HealthDay News — For patients with rheumatoid arthritis (RA) and a first non-tumor necrosis factor inhibitor (TNFi) failure, treatment with tocilizumab seems more efficacious than abatacept or rituximab, according to a study published online March 27 in the International Journal of Rheumatic Diseases.

Tristan Pascart, MD, from Lille University in Lomme, France, and colleagues conducted a retrospective, multicenter study involving patients treated for RA with abatacept, rituximab, or tocilizumab after a non-TNFi failure.
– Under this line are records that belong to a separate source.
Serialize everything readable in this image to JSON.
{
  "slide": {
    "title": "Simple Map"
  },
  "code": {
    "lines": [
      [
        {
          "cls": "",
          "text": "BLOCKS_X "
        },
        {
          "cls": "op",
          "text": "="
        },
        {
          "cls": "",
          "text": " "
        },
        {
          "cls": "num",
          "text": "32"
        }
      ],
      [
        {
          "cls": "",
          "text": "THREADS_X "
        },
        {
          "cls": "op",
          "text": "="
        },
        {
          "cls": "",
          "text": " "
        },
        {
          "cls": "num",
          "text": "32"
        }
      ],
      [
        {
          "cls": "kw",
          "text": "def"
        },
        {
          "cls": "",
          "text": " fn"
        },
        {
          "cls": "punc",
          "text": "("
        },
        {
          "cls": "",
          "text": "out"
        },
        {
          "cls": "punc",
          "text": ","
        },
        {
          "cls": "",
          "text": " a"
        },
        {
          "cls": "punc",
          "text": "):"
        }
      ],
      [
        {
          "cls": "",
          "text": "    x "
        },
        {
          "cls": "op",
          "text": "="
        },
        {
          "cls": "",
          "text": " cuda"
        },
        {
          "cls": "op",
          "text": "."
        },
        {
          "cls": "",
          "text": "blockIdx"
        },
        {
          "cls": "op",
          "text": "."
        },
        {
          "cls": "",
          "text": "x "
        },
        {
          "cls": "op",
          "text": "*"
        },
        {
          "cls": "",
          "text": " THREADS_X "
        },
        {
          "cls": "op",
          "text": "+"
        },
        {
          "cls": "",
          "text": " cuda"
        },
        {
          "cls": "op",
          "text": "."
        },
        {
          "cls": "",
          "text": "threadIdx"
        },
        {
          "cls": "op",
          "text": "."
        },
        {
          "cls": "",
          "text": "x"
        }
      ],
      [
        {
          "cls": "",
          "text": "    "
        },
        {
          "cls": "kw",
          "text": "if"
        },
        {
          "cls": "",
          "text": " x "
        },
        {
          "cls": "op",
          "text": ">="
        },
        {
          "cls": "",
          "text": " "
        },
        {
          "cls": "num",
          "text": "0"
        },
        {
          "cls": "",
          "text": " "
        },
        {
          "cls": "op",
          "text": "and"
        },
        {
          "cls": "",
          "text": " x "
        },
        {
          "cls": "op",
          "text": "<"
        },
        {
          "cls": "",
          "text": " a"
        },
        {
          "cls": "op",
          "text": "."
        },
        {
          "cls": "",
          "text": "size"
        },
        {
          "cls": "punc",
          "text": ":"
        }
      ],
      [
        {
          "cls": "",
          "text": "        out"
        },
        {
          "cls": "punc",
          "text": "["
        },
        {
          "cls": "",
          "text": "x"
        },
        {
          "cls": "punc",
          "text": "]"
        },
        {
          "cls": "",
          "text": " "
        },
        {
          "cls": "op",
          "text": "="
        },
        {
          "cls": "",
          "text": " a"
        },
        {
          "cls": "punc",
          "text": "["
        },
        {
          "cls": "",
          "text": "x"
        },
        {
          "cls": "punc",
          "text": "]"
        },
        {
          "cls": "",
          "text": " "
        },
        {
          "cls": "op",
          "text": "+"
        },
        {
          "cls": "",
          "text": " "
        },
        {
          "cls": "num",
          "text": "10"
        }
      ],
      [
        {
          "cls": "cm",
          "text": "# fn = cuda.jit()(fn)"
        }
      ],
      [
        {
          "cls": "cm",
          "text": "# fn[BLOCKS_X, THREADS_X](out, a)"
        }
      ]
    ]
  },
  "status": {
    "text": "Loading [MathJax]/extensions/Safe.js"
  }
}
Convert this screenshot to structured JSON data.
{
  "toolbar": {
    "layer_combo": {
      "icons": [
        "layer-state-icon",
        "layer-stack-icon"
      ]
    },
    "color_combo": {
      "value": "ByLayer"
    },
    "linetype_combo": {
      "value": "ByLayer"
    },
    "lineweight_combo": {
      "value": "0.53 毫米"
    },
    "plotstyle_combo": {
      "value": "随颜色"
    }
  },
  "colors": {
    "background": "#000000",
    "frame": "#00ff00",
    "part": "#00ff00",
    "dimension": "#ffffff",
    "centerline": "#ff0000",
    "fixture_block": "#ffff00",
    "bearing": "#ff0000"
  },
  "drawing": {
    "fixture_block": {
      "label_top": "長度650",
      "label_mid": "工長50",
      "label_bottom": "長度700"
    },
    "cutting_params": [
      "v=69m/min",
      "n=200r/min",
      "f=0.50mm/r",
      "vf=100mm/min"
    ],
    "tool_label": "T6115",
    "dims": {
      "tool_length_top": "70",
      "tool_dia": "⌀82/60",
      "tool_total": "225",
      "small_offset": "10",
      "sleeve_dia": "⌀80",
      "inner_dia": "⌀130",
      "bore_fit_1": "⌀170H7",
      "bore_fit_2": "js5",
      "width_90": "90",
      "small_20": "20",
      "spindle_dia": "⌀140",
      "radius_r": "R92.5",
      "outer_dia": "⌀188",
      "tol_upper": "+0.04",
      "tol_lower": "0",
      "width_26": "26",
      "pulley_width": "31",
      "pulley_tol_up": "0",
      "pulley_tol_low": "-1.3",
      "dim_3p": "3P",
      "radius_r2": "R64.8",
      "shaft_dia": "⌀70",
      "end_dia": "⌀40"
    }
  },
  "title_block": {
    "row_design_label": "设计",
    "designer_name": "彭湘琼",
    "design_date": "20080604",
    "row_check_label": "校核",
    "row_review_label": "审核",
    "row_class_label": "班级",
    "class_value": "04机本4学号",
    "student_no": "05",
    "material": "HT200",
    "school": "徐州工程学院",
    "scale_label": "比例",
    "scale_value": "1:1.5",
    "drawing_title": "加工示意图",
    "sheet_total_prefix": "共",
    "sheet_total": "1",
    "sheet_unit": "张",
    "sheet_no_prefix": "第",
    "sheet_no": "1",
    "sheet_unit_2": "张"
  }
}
Data were collected for 100 patients who started a second non-TNFi between 2006 and 2013 (15 treated with rituximab, 36 with tocilizumab, and 49 with abatacept).

The researchers found that the change in Disease Activity Index of 28 joints-erythrocyte sedimentation rate (DAS28-ESR) differed significantly between the groups (P = 0.001). The decrease in DAS28-ESR was higher for patients treated with tocilizumab versus abatacept (median, 36 versus 0%; P = 0.002). A similar difference was seen for tocilizumab and rituximab, although the difference was not significant (median decrease, 36 versus 0%; P = 0.07). The results were similar for 12-month change in DAS28-C-reactive protein.

“This study suggests a better efficacy of tocilizumab compared with abatacept and rituximab in situations of non-TNFi failure,” the authors write.

Several authors disclosed financial ties to the pharmaceutical and medical technology industries.